Kingscliff Coastguard stands firm on decision
COASTGUARD Kingscliff commander-elect John Purnell is adament his unit won't be joining Marine Rescue NSW which began taking over coastguards in 2009 despite "three years of harassment" as he and his crew had no faith in or respect for the organisation.
Mr Purnell said public safety would not be compromised as they would still attend all marine emergencies in their area and he had been assured by local police that they would be called in when needed.
"We don't have any faith in the reform process," he said.
"We're a very well set up unit; one of the biggest units in NSW and they (Marine Rescue) want it for nothing.
"My members have voted three times that they want to stay with Coastguard. I've got to go with the wishes of my flotilla."
He said his organisation's training and training records were up to date and "in some cases of a higher standard than required by Marine Rescue".

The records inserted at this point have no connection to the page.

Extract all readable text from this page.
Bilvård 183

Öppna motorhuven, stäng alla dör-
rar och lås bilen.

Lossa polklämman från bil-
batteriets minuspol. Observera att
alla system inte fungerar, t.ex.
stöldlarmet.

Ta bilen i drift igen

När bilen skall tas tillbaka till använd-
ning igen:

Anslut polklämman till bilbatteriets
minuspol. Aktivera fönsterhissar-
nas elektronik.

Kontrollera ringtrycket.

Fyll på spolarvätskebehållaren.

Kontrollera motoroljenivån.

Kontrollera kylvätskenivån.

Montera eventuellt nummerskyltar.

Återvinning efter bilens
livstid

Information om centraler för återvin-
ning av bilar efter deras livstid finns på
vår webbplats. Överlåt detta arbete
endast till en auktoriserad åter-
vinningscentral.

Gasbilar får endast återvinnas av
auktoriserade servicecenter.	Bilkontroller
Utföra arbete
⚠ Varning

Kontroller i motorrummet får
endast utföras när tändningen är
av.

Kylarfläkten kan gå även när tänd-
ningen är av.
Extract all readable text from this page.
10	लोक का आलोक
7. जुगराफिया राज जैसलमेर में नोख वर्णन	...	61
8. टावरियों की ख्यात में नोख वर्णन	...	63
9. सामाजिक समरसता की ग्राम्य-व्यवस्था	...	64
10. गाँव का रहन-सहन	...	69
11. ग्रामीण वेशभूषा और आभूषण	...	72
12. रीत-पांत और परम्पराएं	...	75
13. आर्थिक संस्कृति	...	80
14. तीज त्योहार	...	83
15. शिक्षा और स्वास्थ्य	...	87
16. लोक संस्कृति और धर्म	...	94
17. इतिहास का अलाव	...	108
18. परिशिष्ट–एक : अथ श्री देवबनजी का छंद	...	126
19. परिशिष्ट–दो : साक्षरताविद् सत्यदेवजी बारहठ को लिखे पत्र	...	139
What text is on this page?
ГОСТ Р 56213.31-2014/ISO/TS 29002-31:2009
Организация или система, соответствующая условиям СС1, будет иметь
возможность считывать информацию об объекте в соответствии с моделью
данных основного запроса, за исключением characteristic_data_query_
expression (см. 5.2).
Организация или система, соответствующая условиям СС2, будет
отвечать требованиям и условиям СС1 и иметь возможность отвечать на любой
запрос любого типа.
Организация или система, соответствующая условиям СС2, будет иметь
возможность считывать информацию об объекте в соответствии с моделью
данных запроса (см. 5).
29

The formation of Marine Rescue NSW sought to incorporate three voluntary marine rescue organisations into one body - Australian Volunteer Coastguard, Royal Volunteer Coastal Patrol and Volunteer Rescue Association.
Kingscliff is one of four groups who have resisted the move, despite it being a major recommendation of the 2008 Price Report into the volunteer marine rescue movement.
Marine Rescue commissioner Stacey Tannos said they had made numerous attempts to remove the Coastguard's impediments to joining but in the end they had always been rebuffed which he believed was for political reasons.
"They appear to be holding their ground purely for status reasons for the national body and for themselves," Commissioner Tannos said.
He said the reform process was driven by the need to better manage callouts and marine rescues not to usurp the power and independence of rescue groups.
But he said it was an internal dispute that would not impact on public safety.